SOURCE / ECONOMY
US sets to vote on controversial bill curbing China biotech investment; move will undermine global tech cooperation, hurt US firms: analysts
Published: Dec 09, 2025 04:45 PM
US congress Photo:VCG

US congress Photo:VCG


The US Congress is set to vote, could happen this week, on the 2025 National Defense Authorization Act (NDAA), a "must-pass" annual defense bill that would restrict US outbound investment to China in sensitive sectors as well as federal government contracting with Chinese biotechnology companies, two controversial measures that were left out of similar legislation last year, according to media reports.

"These two measures were actually proposed years ago but failed to pass last year. This time, they've been stuffed back into the 'must-pass' annual NDAA, signaling an intensification of US strategic competition with China," Zhang Xiaorong, director of the Beijing-based Cutting-Edge Technology Research Institute, told the Global Times on Tuesday.

"While framed as protecting 'national security,' such overreach will also hurt American companies' interests, undermine global tech cooperation, accelerate decoupling," Zhang noted.

US lawmakers have sought for years to pass versions of the Biosecure Act as well as the Foreign Investment Guardrails to Help Thwart (FIGHT) China Act.

The Biosecure Act targeting Chinese biotech as well as the FIGHT China Act targeting US investments in technologies with military applications were both included in the latest version of the NDAA agreed to by House and Senate negotiators over the weekend, said Bloomberg in a report on late Monday.

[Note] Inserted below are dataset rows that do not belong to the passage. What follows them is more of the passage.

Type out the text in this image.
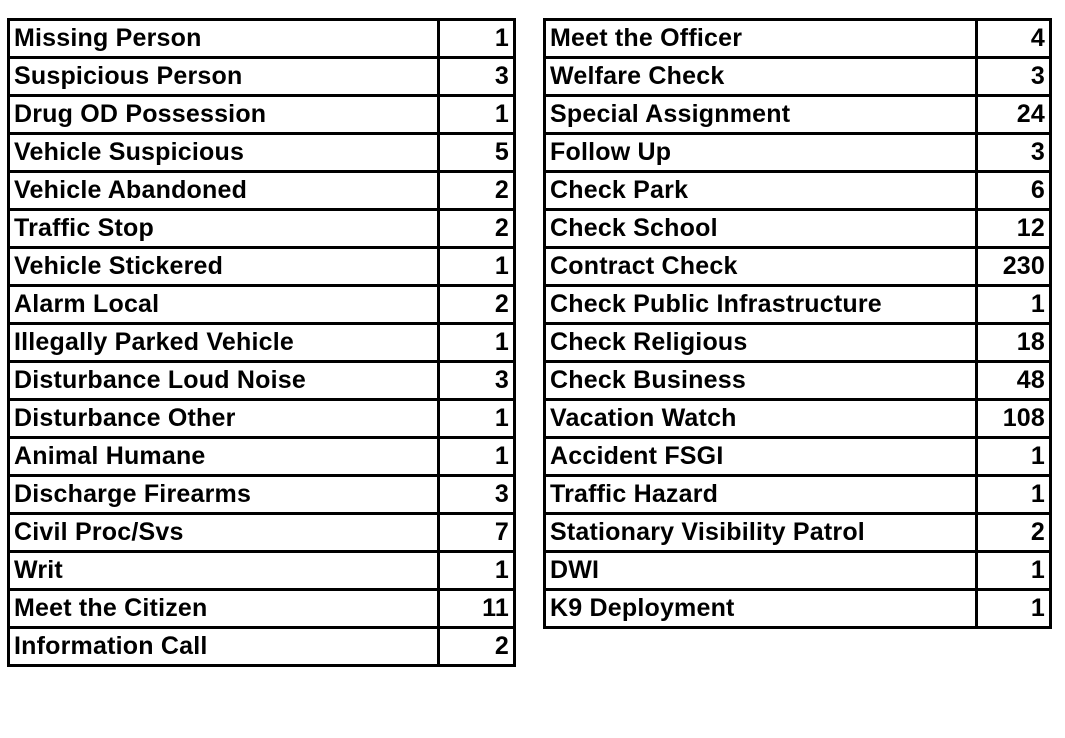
Missing Person	1
Suspicious Person	3
Drug OD Possession	1
Vehicle Suspicious	5
Vehicle Abandoned	2
Traffic Stop	2
Vehicle Stickered	1
Alarm Local	2
Illegally Parked Vehicle	1
Disturbance Loud Noise	3
Disturbance Other	1
Animal Humane	1
Discharge Firearms	3
Civil Proc/Svs	7
Writ	1
Meet the Citizen	11
Information Call	2
Meet the Officer	4
Welfare Check	3
Special Assignment	24
Follow Up	3
Check Park	6
Check School	12
Contract Check	230
Check Public Infrastructure	1
Check Religious	18
Check Business	48
Vacation Watch	108
Accident FSGI	1
Traffic Hazard	1
Stationary Visibility Patrol	2
DWI	1
K9 Deployment	1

The Biosecure Act was blocked in the Congress in 2024 when some lawmakers objected to the naming of specific companies, some of which have US factories and contracts with American labs, said Bloomberg.

The FIGHT China Act, meanwhile, authorizes the Treasury secretary to prohibit or require notification of US investments in sensitive technologies in China, including in the fields of AI, semiconductors, quantum computing and hypersonics. US lawmakers see those technologies as having military applications, according to Bloomberg.

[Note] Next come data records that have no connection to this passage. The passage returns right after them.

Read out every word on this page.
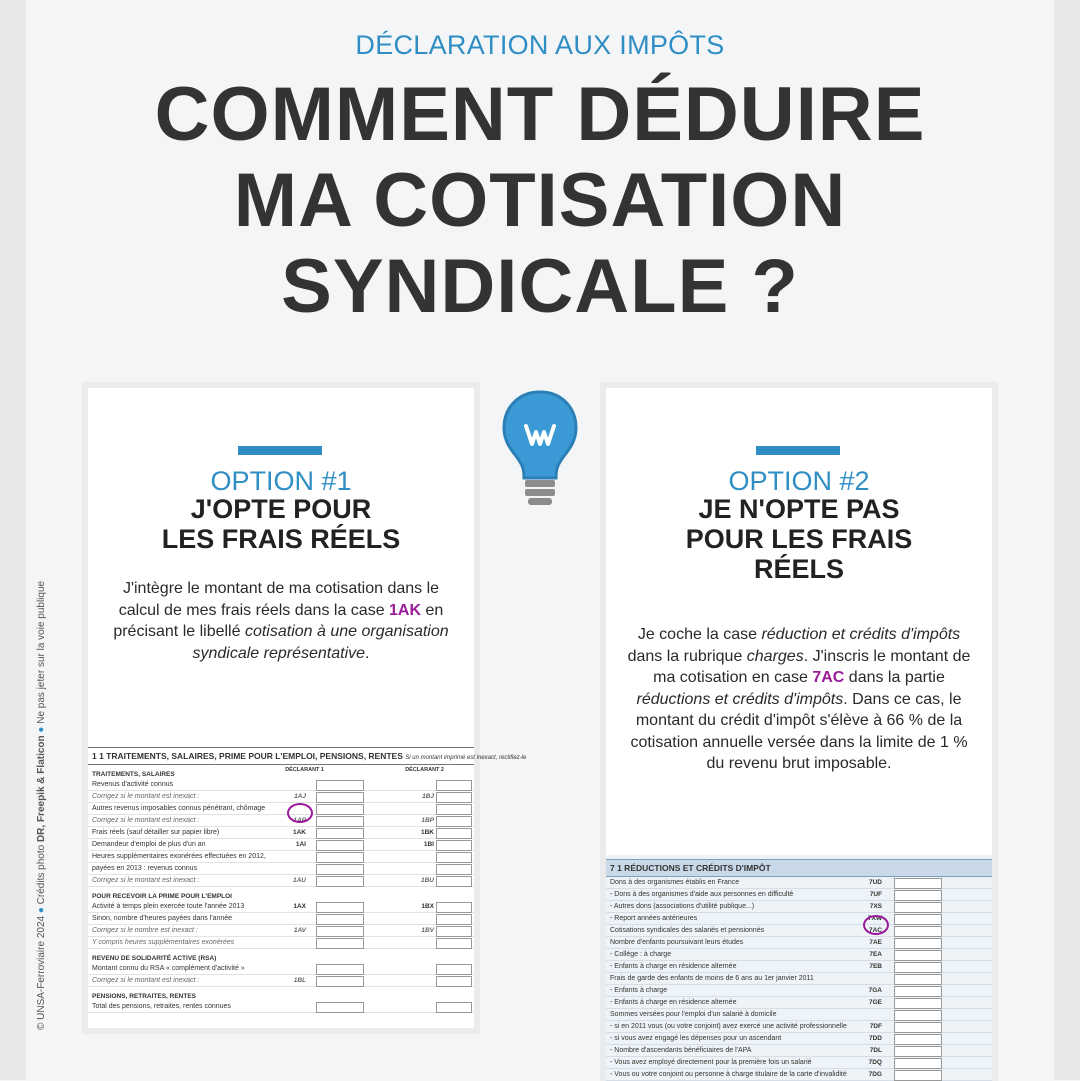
DÉCLARATION AUX IMPÔTS
COMMENT DÉDUIRE
MA COTISATION
SYNDICALE ?
© UNSA-Ferroviaire 2024 ● Crédits photo DR, Freepik & Flaticon ● Ne pas jeter sur la voie publique
OPTION #1
J'OPTE POUR
LES FRAIS RÉELS
J'intègre le montant de ma cotisation dans le calcul de mes frais réels dans la case 1AK en précisant le libellé cotisation à une organisation syndicale représentative.
1 1 TRAITEMENTS, SALAIRES, PRIME POUR L'EMPLOI, PENSIONS, RENTES Si un montant imprimé est inexact, rectifiez-le
TRAITEMENTS, SALAIRES
DÉCLARANT 1	DÉCLARANT 2
Revenus d'activité connus
Corrigez si le montant est inexact :	1AJ	1BJ
Autres revenus imposables connus pénétrant, chômage
Corrigez si le montant est inexact :	1AP	1BP
Frais réels (sauf détailler sur papier libre)	1AK	1BK
Demandeur d'emploi de plus d'un an	1AI	1BI
Heures supplémentaires exonérées effectuées en 2012,
payées en 2013 : revenus connus
Corrigez si le montant est inexact :	1AU	1BU
POUR RECEVOIR LA PRIME POUR L'EMPLOI
Activité à temps plein exercée toute l'année 2013	1AX	1BX
Sinon, nombre d'heures payées dans l'année
Corrigez si le nombre est inexact :	1AV	1BV
Y compris heures supplémentaires exonérées
REVENU DE SOLIDARITÉ ACTIVE (RSA)
Montant connu du RSA « complément d'activité »
Corrigez si le montant est inexact :	1BL
PENSIONS, RETRAITES, RENTES
Total des pensions, retraites, rentes connues
OPTION #2
JE N'OPTE PAS
POUR LES FRAIS
RÉELS
Je coche la case réduction et crédits d'impôts dans la rubrique charges. J'inscris le montant de ma cotisation en case 7AC dans la partie réductions et crédits d'impôts. Dans ce cas, le montant du crédit d'impôt s'élève à 66 % de la cotisation annuelle versée dans la limite de 1 % du revenu brut imposable.
7 1 RÉDUCTIONS ET CRÉDITS D'IMPÔT
Dons à des organismes établis en France	7UD
- Dons à des organismes d'aide aux personnes en difficulté	7UF
- Autres dons (associations d'utilité publique...)	7XS
- Report années antérieures	7XW
Cotisations syndicales des salariés et pensionnés	7AC
Nombre d'enfants poursuivant leurs études	7AE
- Collège : à charge	7EA
- Enfants à charge en résidence alternée	7EB
Frais de garde des enfants de moins de 6 ans au 1er janvier 2011
- Enfants à charge	7GA
- Enfants à charge en résidence alternée	7GE
Sommes versées pour l'emploi d'un salarié à domicile
- si en 2011 vous (ou votre conjoint) avez exercé une activité professionnelle	7DF
- si vous avez engagé les dépenses pour un ascendant	7DD
- Nombre d'ascendants bénéficiaires de l'APA	7DL
- Vous avez employé directement pour la première fois un salarié	7DQ
- Vous ou votre conjoint ou personne à charge titulaire de la carte d'invalidité	7DG
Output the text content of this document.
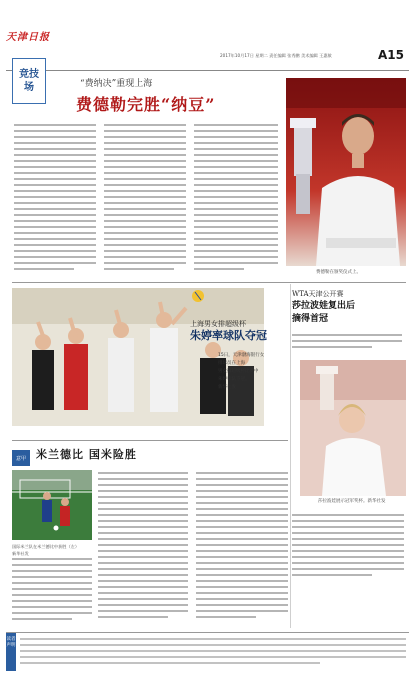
天津日报
2017年10月17日 星期二 责任编辑 张秀鹏 美术编辑 王惠敏	A15
竞技
场	“费纳决”重现上海
费德勒完胜“纳豆”
费德勒在颁奖仪式上。
上海男女排超级杯
朱婷率球队夺冠
15日，天津渤海银行女排球员在上海
男女排超级杯比赛中
朱婷率队夺冠。
新华社发
WTA天津公开赛
莎拉波娃复出后
摘得首冠
莎拉波娃展示冠军奖杯。新华社发
意甲 米兰德比 国米险胜
国际米兰队在米兰德比中获胜（左）
新华社发
读者声明
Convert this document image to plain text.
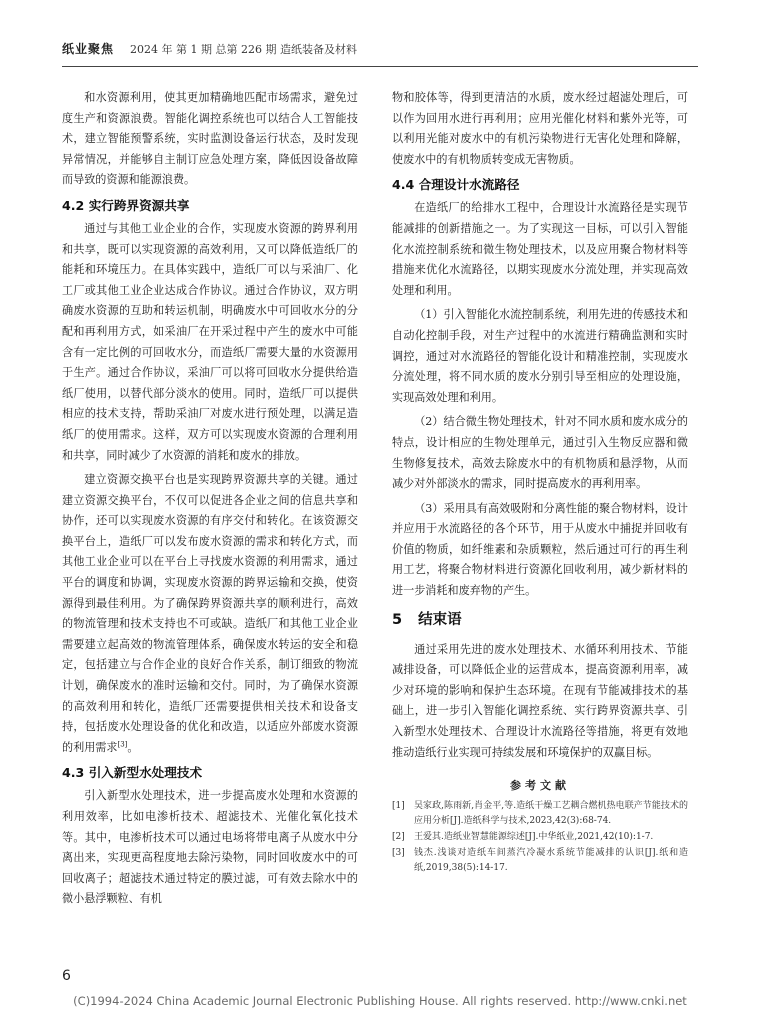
纸业聚焦 2024 年 第 1 期 总第 226 期 造纸装备及材料

和水资源利用，使其更加精确地匹配市场需求，避免过度生产和资源浪费。智能化调控系统也可以结合人工智能技术，建立智能预警系统，实时监测设备运行状态，及时发现异常情况，并能够自主制订应急处理方案，降低因设备故障而导致的资源和能源浪费。

4.2 实行跨界资源共享

通过与其他工业企业的合作，实现废水资源的跨界利用和共享，既可以实现资源的高效利用，又可以降低造纸厂的能耗和环境压力。在具体实践中，造纸厂可以与采油厂、化工厂或其他工业企业达成合作协议。通过合作协议，双方明确废水资源的互助和转运机制，明确废水中可回收水分的分配和再利用方式，如采油厂在开采过程中产生的废水中可能含有一定比例的可回收水分，而造纸厂需要大量的水资源用于生产。通过合作协议，采油厂可以将可回收水分提供给造纸厂使用，以替代部分淡水的使用。同时，造纸厂可以提供相应的技术支持，帮助采油厂对废水进行预处理，以满足造纸厂的使用需求。这样，双方可以实现废水资源的合理利用和共享，同时减少了水资源的消耗和废水的排放。

建立资源交换平台也是实现跨界资源共享的关键。通过建立资源交换平台，不仅可以促进各企业之间的信息共享和协作，还可以实现废水资源的有序交付和转化。在该资源交换平台上，造纸厂可以发布废水资源的需求和转化方式，而其他工业企业可以在平台上寻找废水资源的利用需求，通过平台的调度和协调，实现废水资源的跨界运输和交换，使资源得到最佳利用。为了确保跨界资源共享的顺利进行，高效的物流管理和技术支持也不可或缺。造纸厂和其他工业企业需要建立起高效的物流管理体系，确保废水转运的安全和稳定，包括建立与合作企业的良好合作关系，制订细致的物流计划，确保废水的准时运输和交付。同时，为了确保水资源的高效利用和转化，造纸厂还需要提供相关技术和设备支持，包括废水处理设备的优化和改造，以适应外部废水资源的利用需求[3]。

4.3 引入新型水处理技术

引入新型水处理技术，进一步提高废水处理和水资源的利用效率，比如电渗析技术、超滤技术、光催化氧化技术等。其中，电渗析技术可以通过电场将带电离子从废水中分离出来，实现更高程度地去除污染物，同时回收废水中的可回收离子；超滤技术通过特定的膜过滤，可有效去除水中的微小悬浮颗粒、有机

物和胶体等，得到更清洁的水质，废水经过超滤处理后，可以作为回用水进行再利用；应用光催化材料和紫外光等，可以利用光能对废水中的有机污染物进行无害化处理和降解，使废水中的有机物质转变成无害物质。

4.4 合理设计水流路径

在造纸厂的给排水工程中，合理设计水流路径是实现节能减排的创新措施之一。为了实现这一目标，可以引入智能化水流控制系统和微生物处理技术，以及应用聚合物材料等措施来优化水流路径，以期实现废水分流处理，并实现高效处理和利用。

（1）引入智能化水流控制系统，利用先进的传感技术和自动化控制手段，对生产过程中的水流进行精确监测和实时调控，通过对水流路径的智能化设计和精准控制，实现废水分流处理，将不同水质的废水分别引导至相应的处理设施，实现高效处理和利用。

（2）结合微生物处理技术，针对不同水质和废水成分的特点，设计相应的生物处理单元，通过引入生物反应器和微生物修复技术，高效去除废水中的有机物质和悬浮物，从而减少对外部淡水的需求，同时提高废水的再利用率。

（3）采用具有高效吸附和分离性能的聚合物材料，设计并应用于水流路径的各个环节，用于从废水中捕捉并回收有价值的物质，如纤维素和杂质颗粒，然后通过可行的再生利用工艺，将聚合物材料进行资源化回收利用，减少新材料的进一步消耗和废弃物的产生。

5 结束语

通过采用先进的废水处理技术、水循环利用技术、节能减排设备，可以降低企业的运营成本，提高资源利用率，减少对环境的影响和保护生态环境。在现有节能减排技术的基础上，进一步引入智能化调控系统、实行跨界资源共享、引入新型水处理技术、合理设计水流路径等措施，将更有效地推动造纸行业实现可持续发展和环境保护的双赢目标。

参考文献
[1]	吴家政,陈雨新,肖金平,等.造纸干燥工艺耦合燃机热电联产节能技术的应用分析[J].造纸科学与技术,2023,42(3):68-74.
[2]	王爱其.造纸业智慧能源综述[J].中华纸业,2021,42(10):1-7.
[3]	钱杰.浅谈对造纸车间蒸汽冷凝水系统节能减排的认识[J].纸和造纸,2019,38(5):14-17.
6
(C)1994-2024 China Academic Journal Electronic Publishing House. All rights reserved. http://www.cnki.net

The act was opposed by then-chair of House Financial Services Patrick McHenry in November last year, saying that such legislation would limit the influence of Western firms in China, according to Politico.

The new version of the NDAA bill requires to create a list of biotech companies that would be blocked from federal contracts, grants or loans within a year, and give companies a chance to appeal. Companies on a Department of Defense list of "Chinese military companies (CMC)" would be among those targeted, though others could be added, according to the report. 

"The bill explicitly references the Pentagon's existing list of so-called 'CMC.' Yet that list has long been criticized for vague criteria and lack of transparent evidence - it is essentially a political tool. Using it as the legal basis for legislation can hardly be called fair or legitimate," said Zhang.

Chinese companies, including drone maker DJI, lidar manufacturer Hesai Technology Co and semiconductor company Advanced Micro-Fabrication Equipment Inc. China, sued the US Department of Defense for being included in the so-called CMC blacklist.

The "must-pass" NDAA has faced opposition from US senators in October, before it was received by the House in November, according to public information published on the US Congress' website.

The vote result of the bill on October 9 showed that out of the 100 votes, 20 members voted against and 3 abstained, meaning one-fifth of lawmakers opposed the bill. 

"The real US goal behind these investment restrictions is simple: Washington believes American capital flowing into China has been a key driver of China's rapid technological rise in sensitive sectors, so it wants to choke that flow to slow China down and preserve US dominance, especially in biotechnology. That logic is flawed," Zhou Mi, a senior researcher at the Chinese Academy of International Trade and Economic Cooperation, told the Global Times on Tuesday.

"China's progress in these fields is primarily driven by its massive domestic market, rapid real-world iteration, and the innovation capacity of Chinese companies - not by US investment, which is only a supporting factor. Blocking it won't stop China's advance; it will only sideline American investors and companies from the world's largest growth market, putting them at a competitive disadvantage while hurting their own interests," said Zhou.

Zhou also noted that the bill, if passed, will also disrupt global supply chains, reduce options for everyone, slow down response times, and raise innovation costs.